Historically, most industry groups that use public lands have opposed the creation of wilderness enclaves. To them, the policy "locks up" resources the nation will need in the future. Conservationists counter by pointing out that, in addition to the value these reserves have as havens for endangered species of plants andanimals, they serve as prime watersheds and offer wilderness experiences many consider the finest form of outdoor recreation. For obvious reasons, the dispute is destined to be a never-ending argument. There are signs, however, that the wilderness ethic is gaining more adherents as the years go by.

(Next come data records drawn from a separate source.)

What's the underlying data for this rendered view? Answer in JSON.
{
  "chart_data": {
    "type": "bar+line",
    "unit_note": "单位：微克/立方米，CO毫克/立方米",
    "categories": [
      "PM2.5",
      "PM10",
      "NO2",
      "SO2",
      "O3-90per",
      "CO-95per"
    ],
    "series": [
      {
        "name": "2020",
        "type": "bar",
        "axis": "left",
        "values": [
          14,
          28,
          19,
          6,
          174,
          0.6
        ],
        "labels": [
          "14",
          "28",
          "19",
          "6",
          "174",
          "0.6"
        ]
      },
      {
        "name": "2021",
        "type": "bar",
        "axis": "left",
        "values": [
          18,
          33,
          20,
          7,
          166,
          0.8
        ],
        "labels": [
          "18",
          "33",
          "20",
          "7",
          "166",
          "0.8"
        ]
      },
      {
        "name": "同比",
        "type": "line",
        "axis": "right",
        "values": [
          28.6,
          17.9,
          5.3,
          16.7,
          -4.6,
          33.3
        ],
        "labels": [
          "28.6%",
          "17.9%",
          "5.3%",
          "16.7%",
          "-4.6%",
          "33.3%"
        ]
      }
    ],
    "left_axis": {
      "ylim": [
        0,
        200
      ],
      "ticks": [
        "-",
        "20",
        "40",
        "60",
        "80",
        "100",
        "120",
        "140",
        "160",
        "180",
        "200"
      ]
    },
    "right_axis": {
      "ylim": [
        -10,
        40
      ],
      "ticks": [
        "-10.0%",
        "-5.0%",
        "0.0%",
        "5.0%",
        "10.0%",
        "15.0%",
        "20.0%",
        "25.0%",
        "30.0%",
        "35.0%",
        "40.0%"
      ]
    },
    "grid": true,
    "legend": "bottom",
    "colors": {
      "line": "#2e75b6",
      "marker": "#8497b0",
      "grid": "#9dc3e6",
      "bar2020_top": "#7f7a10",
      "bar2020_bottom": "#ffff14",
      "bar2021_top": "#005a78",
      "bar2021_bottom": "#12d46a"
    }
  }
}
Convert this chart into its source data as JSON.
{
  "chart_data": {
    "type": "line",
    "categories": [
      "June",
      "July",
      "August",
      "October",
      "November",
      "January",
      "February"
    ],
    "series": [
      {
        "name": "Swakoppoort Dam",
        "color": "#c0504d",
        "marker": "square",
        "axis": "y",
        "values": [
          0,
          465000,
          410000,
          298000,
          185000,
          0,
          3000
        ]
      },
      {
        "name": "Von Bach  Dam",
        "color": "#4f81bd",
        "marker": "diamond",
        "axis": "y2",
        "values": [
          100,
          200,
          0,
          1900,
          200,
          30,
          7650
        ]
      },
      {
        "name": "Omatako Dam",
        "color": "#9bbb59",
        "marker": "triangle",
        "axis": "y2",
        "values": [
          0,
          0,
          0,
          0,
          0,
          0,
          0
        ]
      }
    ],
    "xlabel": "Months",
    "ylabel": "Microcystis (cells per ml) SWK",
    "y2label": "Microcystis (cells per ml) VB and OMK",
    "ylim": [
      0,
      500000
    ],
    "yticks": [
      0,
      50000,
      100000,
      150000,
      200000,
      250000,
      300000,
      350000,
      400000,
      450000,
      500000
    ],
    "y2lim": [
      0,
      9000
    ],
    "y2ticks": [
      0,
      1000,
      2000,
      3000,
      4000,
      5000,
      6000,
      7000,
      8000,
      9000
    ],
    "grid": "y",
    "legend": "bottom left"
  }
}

The Arizona Wilderness Act passed by Congress in 1984 had a broad sweep: it added forty areas in all parts of Arizona - including the summits of our highest peaks to our official wilderness estate. The law also encompassed a piece of conservation pioneering by conferring wilderness status on huge tracts of "BLM lands" administered by the Interior Department's Bureau of Land Management. And, as a final grand gesture, the bill established what ultimately may be Arizona's only federal Wild River-a twenty-sevenmile unspoiled stretch of the Verde, above the lake formed by Bartlett Dam.

ARIZONA AND THE WILDERNESS MYSTIQUE

Big decisions remain regarding the classification of Arizona's federally owned lands. Under the framework established in the basic law, it was contemplated that four categories of national lands would be studied to ascertain if they encompass areas that qualify as wilderness. These are the BLM, national forest, national park, and national wildlife system lands. Under the Wilderness Act, Indian tribes (which own twenty-seven percent of Arizona's real estate) are free to make their own decisions about giving wilderness protection to some of their lands.

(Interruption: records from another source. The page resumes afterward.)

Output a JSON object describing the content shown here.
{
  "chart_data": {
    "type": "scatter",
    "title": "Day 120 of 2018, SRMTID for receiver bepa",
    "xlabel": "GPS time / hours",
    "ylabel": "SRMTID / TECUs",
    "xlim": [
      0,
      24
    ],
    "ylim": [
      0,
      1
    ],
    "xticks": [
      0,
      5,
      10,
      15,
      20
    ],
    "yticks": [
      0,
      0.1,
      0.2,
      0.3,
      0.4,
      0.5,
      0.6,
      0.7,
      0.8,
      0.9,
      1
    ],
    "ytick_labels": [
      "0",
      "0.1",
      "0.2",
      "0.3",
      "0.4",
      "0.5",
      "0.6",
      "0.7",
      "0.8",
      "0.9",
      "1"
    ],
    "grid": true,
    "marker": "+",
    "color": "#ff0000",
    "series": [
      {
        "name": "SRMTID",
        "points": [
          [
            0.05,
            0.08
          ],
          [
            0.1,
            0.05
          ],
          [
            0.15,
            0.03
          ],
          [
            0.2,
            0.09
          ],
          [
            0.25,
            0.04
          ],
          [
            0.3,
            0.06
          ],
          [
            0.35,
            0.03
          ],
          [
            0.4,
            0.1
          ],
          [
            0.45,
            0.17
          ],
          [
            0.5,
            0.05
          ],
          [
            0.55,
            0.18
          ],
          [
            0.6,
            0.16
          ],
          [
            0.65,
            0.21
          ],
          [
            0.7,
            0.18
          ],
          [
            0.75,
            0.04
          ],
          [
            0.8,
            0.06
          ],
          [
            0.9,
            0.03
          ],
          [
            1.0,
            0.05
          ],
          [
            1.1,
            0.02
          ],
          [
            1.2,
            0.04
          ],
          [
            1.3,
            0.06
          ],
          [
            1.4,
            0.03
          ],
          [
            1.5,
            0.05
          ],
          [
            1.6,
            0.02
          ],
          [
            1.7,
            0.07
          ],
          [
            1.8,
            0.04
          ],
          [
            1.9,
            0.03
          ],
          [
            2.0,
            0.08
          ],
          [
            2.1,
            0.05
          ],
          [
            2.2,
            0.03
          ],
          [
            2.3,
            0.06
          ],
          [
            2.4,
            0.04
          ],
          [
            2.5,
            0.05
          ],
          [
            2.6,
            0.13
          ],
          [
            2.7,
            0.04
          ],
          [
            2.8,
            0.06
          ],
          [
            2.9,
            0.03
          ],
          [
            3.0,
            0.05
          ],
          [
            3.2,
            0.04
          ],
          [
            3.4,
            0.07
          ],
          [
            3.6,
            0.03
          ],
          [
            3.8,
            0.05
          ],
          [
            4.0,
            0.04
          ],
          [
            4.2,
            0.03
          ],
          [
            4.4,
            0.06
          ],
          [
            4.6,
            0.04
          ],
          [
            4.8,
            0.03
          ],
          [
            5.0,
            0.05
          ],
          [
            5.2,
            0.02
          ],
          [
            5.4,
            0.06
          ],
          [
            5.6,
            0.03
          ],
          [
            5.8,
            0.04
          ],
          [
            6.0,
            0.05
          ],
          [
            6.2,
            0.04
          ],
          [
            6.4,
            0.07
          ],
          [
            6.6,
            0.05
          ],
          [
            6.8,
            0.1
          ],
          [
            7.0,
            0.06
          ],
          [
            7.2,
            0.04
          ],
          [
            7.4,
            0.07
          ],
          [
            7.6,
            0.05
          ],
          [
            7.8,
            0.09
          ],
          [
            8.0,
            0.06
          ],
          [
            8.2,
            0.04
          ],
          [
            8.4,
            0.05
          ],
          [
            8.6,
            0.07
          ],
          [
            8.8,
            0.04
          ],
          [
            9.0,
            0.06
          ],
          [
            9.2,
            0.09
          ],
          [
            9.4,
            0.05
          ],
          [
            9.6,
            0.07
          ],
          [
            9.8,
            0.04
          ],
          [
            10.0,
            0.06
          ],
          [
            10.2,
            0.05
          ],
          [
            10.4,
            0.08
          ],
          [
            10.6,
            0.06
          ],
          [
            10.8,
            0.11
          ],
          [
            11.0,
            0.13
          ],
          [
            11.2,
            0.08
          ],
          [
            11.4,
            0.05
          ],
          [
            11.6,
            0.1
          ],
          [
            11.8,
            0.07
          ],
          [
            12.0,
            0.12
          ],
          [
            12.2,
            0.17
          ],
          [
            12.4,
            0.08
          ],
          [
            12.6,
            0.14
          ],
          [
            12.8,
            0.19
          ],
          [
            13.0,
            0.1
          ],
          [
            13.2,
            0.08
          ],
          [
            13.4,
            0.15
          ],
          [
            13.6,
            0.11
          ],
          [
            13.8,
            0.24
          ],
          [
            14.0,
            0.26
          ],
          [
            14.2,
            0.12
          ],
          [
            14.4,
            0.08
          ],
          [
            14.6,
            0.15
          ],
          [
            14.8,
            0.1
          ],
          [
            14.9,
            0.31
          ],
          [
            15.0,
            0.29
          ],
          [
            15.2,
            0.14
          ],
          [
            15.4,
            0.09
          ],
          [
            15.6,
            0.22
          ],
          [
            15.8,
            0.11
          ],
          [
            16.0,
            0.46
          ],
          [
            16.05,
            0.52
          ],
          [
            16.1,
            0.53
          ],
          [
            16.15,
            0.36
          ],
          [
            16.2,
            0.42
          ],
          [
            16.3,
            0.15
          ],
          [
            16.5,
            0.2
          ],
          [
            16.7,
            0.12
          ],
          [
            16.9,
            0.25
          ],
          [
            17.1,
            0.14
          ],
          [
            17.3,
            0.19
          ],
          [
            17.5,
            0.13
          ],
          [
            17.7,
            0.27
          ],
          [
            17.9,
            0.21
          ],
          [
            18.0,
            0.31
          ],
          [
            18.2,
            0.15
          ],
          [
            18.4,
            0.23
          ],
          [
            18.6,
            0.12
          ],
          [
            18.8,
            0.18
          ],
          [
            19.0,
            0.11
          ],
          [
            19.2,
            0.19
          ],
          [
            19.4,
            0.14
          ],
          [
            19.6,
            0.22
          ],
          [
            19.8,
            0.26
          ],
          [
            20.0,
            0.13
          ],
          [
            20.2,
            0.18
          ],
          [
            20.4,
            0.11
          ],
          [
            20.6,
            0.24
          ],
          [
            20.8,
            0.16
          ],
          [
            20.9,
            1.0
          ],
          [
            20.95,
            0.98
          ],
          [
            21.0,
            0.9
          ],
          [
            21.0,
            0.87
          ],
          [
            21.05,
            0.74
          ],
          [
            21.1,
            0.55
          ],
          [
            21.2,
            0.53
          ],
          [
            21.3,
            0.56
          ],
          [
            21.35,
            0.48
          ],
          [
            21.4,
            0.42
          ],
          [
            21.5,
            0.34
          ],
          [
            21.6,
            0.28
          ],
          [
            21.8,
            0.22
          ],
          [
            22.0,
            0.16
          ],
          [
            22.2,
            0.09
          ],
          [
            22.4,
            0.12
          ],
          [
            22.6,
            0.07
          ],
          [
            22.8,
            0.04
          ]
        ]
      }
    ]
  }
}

In the last two decades, Congress has passed legislation that conferred wilderness status on forty-eight separate parcels of Arizona land totaling 2,037,000 acres (or nearly three percent of the land mass of the entire state). Thirty-five of these areas are within national forests; nine are located in BLM-managed properties; and four are in national park preserves and monuments (Organ Pipe Cactus, Petrified Forest, Chiricahua, and Saguaro). But the list has two glaring omissions: Grand Canyon National Park and the federal wildlife refuges, which constitute some of our state's most remarkable unmarred lands. The Arizona Wilderness Coalition's next goal is to persuade Congress to make a decision about the Grand Canyon-and to identify the sections of Arizona's magnificent Kofa and Cabeza Prieta national wildlife refuges that merit wilderness status.

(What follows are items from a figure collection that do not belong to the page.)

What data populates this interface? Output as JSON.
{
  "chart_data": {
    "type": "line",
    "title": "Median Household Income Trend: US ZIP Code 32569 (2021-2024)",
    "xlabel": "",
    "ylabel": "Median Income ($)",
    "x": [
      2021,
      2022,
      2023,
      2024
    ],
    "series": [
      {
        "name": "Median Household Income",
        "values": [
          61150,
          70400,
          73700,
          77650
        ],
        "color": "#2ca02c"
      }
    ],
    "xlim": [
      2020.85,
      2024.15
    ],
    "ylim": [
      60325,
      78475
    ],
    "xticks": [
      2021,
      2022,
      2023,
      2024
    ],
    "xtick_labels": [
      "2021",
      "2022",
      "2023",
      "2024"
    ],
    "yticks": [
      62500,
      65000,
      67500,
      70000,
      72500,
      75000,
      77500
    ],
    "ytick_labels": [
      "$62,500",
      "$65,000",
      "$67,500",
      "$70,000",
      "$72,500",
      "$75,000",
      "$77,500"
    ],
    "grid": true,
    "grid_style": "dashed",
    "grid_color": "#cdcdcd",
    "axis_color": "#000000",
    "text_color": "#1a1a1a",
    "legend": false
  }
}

Arizona has good reasons to be proud of its wilderness pioneering. It has led the way in providing protection for large tracts of BLM lands-and it can boast that it has the only major city in the nation, Tucson, that is bordered on three sides by a wil-derness estate within walking distance of its inhabitants. Still, the question recurs: how can a nation that favors aggressive development of its resources justify such withdrawals? During the wilderness debates in the 1960s, one of our neighbors, the late Senator Clinton P. Anderson of New Mexico, put it this way: "Wilderness is an anchor to windward. Knowing it is there, we can also know that we are still a rich nation, tending to our resources as we should-not a people in despair searching every last nook and cranny of our land for a board of lumber, a barrel of oil, or a blade of grass...."

And a Western historian, Wallace Stegner, added: "We need (such lands) even if we never go there...as part of the geography of hope."

Arizona's wilderness proposals aroused lively controversy when they were advanced by conservationists. On several occasions, Representative Morris Udall, chairman of the House Interior Committee, was denounced as a landgrabber by the state's leading newspaper. It appeared there would be a stalemate until Senator Barry Goldwater locked arms with Udall as a cosponsor of the "big bill." The two-both native sons, and both former candidates for President-demonstrated once again that when their state's land legacy is on the line, they see eye to eye. Long after they are gone, I am confident the pristine realms portrayed in this issue of Arizona Highways will stand as inspiring monuments to the vision and statesmanship of these lawgivers.